Kim’s films make sense on a primal level, as well as a spiritual one, bridging the disconnect between body and soul. They defy explanation and criticism, seem to speak in a forgotten, non-aural, language. Indeed, most of his recent films, starting with 2000’s brilliant Isle, have been nearly silent, with totally mute protagonists at their center.
Which is why Time, a confused scattershot film, unsure of just what it wants to be and do, is such a welcome relief and entirely apropos given the confusion lying at the film’s center. A holiday from both the oppressive hermeticism of his prior output, and his often overwrought obsessiveness (odd, since on its surface, Time is pretty much about obsession, and nothing else), Kim’s messy thriller/ love story/ tragedy is the first film I’ve watched of his where he seems to loosen up, to actually enjoy himself.

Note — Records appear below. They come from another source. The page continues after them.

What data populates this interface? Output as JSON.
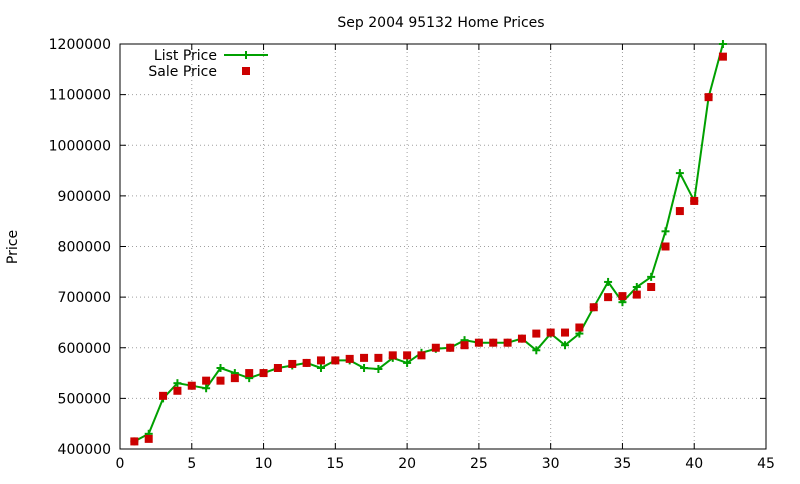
{
  "chart_data": {
    "type": "line",
    "title": "Sep 2004 95132 Home Prices",
    "xlabel": "",
    "ylabel": "Price",
    "xlim": [
      0,
      45
    ],
    "ylim": [
      400000,
      1200000
    ],
    "x_ticks": [
      "0",
      "5",
      "10",
      "15",
      "20",
      "25",
      "30",
      "35",
      "40",
      "45"
    ],
    "y_ticks": [
      "400000",
      "500000",
      "600000",
      "700000",
      "800000",
      "900000",
      "1000000",
      "1100000",
      "1200000"
    ],
    "grid": true,
    "legend_position": "top-left",
    "x": [
      1,
      2,
      3,
      4,
      5,
      6,
      7,
      8,
      9,
      10,
      11,
      12,
      13,
      14,
      15,
      16,
      17,
      18,
      19,
      20,
      21,
      22,
      23,
      24,
      25,
      26,
      27,
      28,
      29,
      30,
      31,
      32,
      33,
      34,
      35,
      36,
      37,
      38,
      39,
      40,
      41,
      42
    ],
    "series": [
      {
        "name": "List Price",
        "style": "linespoints",
        "color": "#00a000",
        "values": [
          415000,
          430000,
          500000,
          530000,
          525000,
          520000,
          560000,
          550000,
          540000,
          550000,
          560000,
          565000,
          570000,
          560000,
          575000,
          575000,
          560000,
          558000,
          580000,
          570000,
          590000,
          598000,
          600000,
          615000,
          610000,
          610000,
          610000,
          618000,
          595000,
          628000,
          605000,
          628000,
          680000,
          730000,
          690000,
          720000,
          740000,
          830000,
          945000,
          890000,
          1095000,
          1200000
        ]
      },
      {
        "name": "Sale Price",
        "style": "points",
        "color": "#cc0000",
        "values": [
          415000,
          420000,
          505000,
          515000,
          525000,
          535000,
          535000,
          540000,
          550000,
          550000,
          560000,
          568000,
          570000,
          575000,
          575000,
          578000,
          580000,
          580000,
          585000,
          585000,
          585000,
          600000,
          600000,
          605000,
          610000,
          610000,
          610000,
          618000,
          628000,
          630000,
          630000,
          640000,
          680000,
          700000,
          702000,
          705000,
          720000,
          800000,
          870000,
          890000,
          1095000,
          1175000
        ]
      }
    ]
  }
}
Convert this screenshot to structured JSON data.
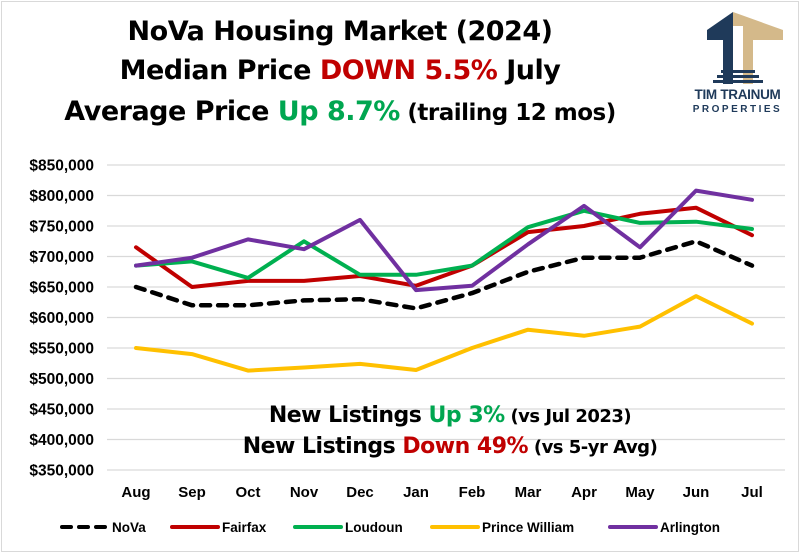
{
  "header": {
    "line1": "NoVa Housing Market (2024)",
    "line2_prefix": "Median Price ",
    "line2_highlight": "DOWN 5.5%",
    "line2_suffix": " July",
    "line3_prefix": "Average Price ",
    "line3_highlight": "Up 8.7%",
    "line3_suffix": " (trailing 12 mos)"
  },
  "logo": {
    "name_line1": "TIM TRAINUM",
    "name_line2": "PROPERTIES",
    "colors": {
      "navy": "#1f3a5a",
      "tan": "#d4b98a"
    }
  },
  "annotations": {
    "line1_prefix": "New Listings ",
    "line1_highlight": "Up 3%",
    "line1_suffix": " (vs Jul 2023)",
    "line2_prefix": "New Listings ",
    "line2_highlight": "Down 49%",
    "line2_suffix": " (vs 5-yr Avg)"
  },
  "colors": {
    "red": "#c00000",
    "green": "#00a650"
  },
  "chart_data": {
    "type": "line",
    "title": "NoVa Housing Market (2024) Median Price",
    "xlabel": "",
    "ylabel": "",
    "categories": [
      "Aug",
      "Sep",
      "Oct",
      "Nov",
      "Dec",
      "Jan",
      "Feb",
      "Mar",
      "Apr",
      "May",
      "Jun",
      "Jul"
    ],
    "ylim": [
      350000,
      850000
    ],
    "yticks": [
      850000,
      800000,
      750000,
      700000,
      650000,
      600000,
      550000,
      500000,
      450000,
      400000,
      350000
    ],
    "ytick_labels": [
      "$850,000",
      "$800,000",
      "$750,000",
      "$700,000",
      "$650,000",
      "$600,000",
      "$550,000",
      "$500,000",
      "$450,000",
      "$400,000",
      "$350,000"
    ],
    "grid": true,
    "legend_position": "bottom",
    "series": [
      {
        "name": "NoVa",
        "color": "#000000",
        "dashed": true,
        "values": [
          650000,
          620000,
          620000,
          628000,
          630000,
          615000,
          640000,
          675000,
          698000,
          698000,
          725000,
          685000
        ]
      },
      {
        "name": "Fairfax",
        "color": "#c00000",
        "dashed": false,
        "values": [
          715000,
          650000,
          660000,
          660000,
          668000,
          652000,
          685000,
          740000,
          750000,
          770000,
          780000,
          735000
        ]
      },
      {
        "name": "Loudoun",
        "color": "#00b050",
        "dashed": false,
        "values": [
          685000,
          692000,
          665000,
          725000,
          670000,
          670000,
          685000,
          748000,
          775000,
          755000,
          757000,
          745000
        ]
      },
      {
        "name": "Prince William",
        "color": "#ffc000",
        "dashed": false,
        "values": [
          550000,
          540000,
          513000,
          518000,
          524000,
          514000,
          550000,
          580000,
          570000,
          585000,
          635000,
          590000
        ]
      },
      {
        "name": "Arlington",
        "color": "#7030a0",
        "dashed": false,
        "values": [
          685000,
          698000,
          728000,
          712000,
          760000,
          645000,
          652000,
          720000,
          783000,
          715000,
          808000,
          793000
        ]
      }
    ]
  }
}
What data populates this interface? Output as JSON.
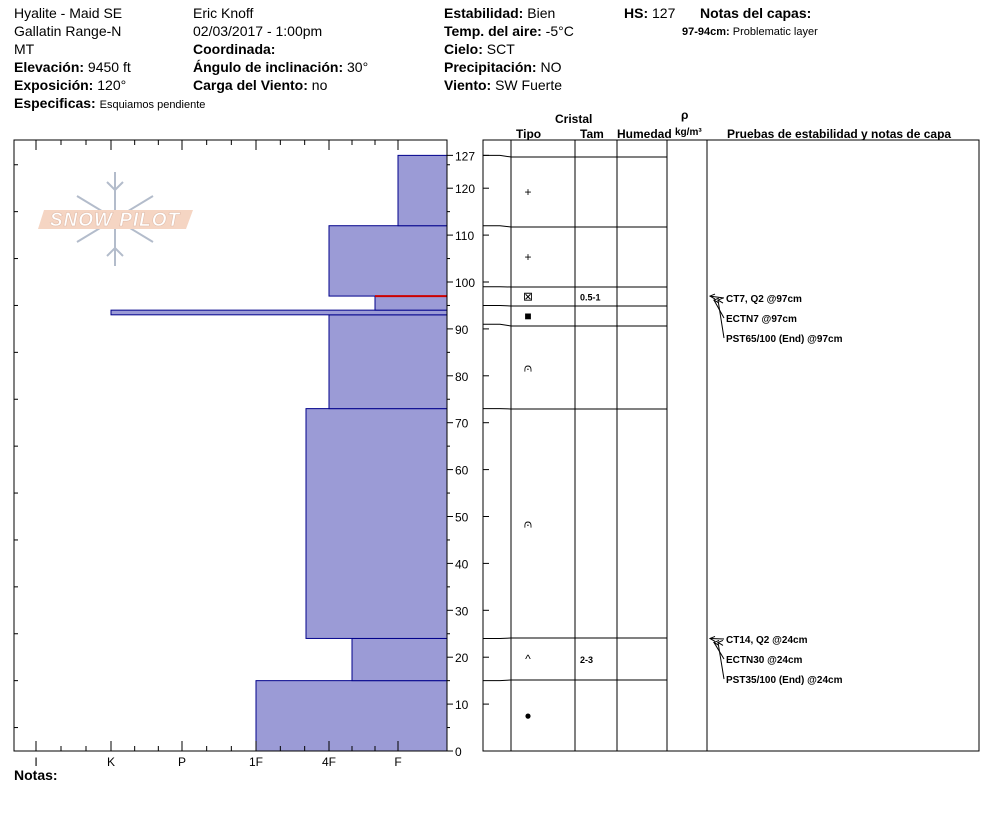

Overrun by divergent ideas that are seemingly at war with one another, pulled in several different genre directions at once by Kim, full of uncharacteristically frank dialogue that for once complements and deepens the action on the screen, Time appears to be a turning point for Kim, who seems to want to descend from the rarified airs he usually travels in, but is unsure of how best to go about it. I like how Time‘s own hesitation and uncertainty of its identity as a film reinforces and complements the identity crisis of the protagonists. Does it matter if this formal complementarity is deliberate or not?
And does it matter if, in the end, none of the above questions are answered? Can they be answered? Can they even be asked? Is the asking of the questions admission of defeat, before we even begin? Where does the “I” reside? And when does it vanish? What is left when it disappears, and what takes its place? And is love possible, if we can’t even know this? With time on one side, and oblivion on the other, trying to pull us apart, or crush us, how can we hope to survive? What are we trying to keep intact? Are our only options either giving in to the relentlessness of aging, or giving in to the obliteration of our self through some inhuman transformation? Time‘s final shot, looping back around to its opening scene in a Mobius Strip, is irresolute, a concession to incoherence of identity and love, a confession of defeat in the face of the relentless march of time.
Aside from a two-minute trailer which basically gives away the whole movie, Time’s only extra is a 40-minute long, behind the scenes featurette, which is quite literally nothing more than exactly that. No interviews, no illuminating comments from cast or director, just setting up shots, positioning actors, and wrangling with cameras. I guess this isn’t necessarily a bad thing – Kim’s films would lose much of their mystique with any sort of explicit explanation. But then, why even tack on anything at all? Sometimes the film itself really is enough to justify the DVD.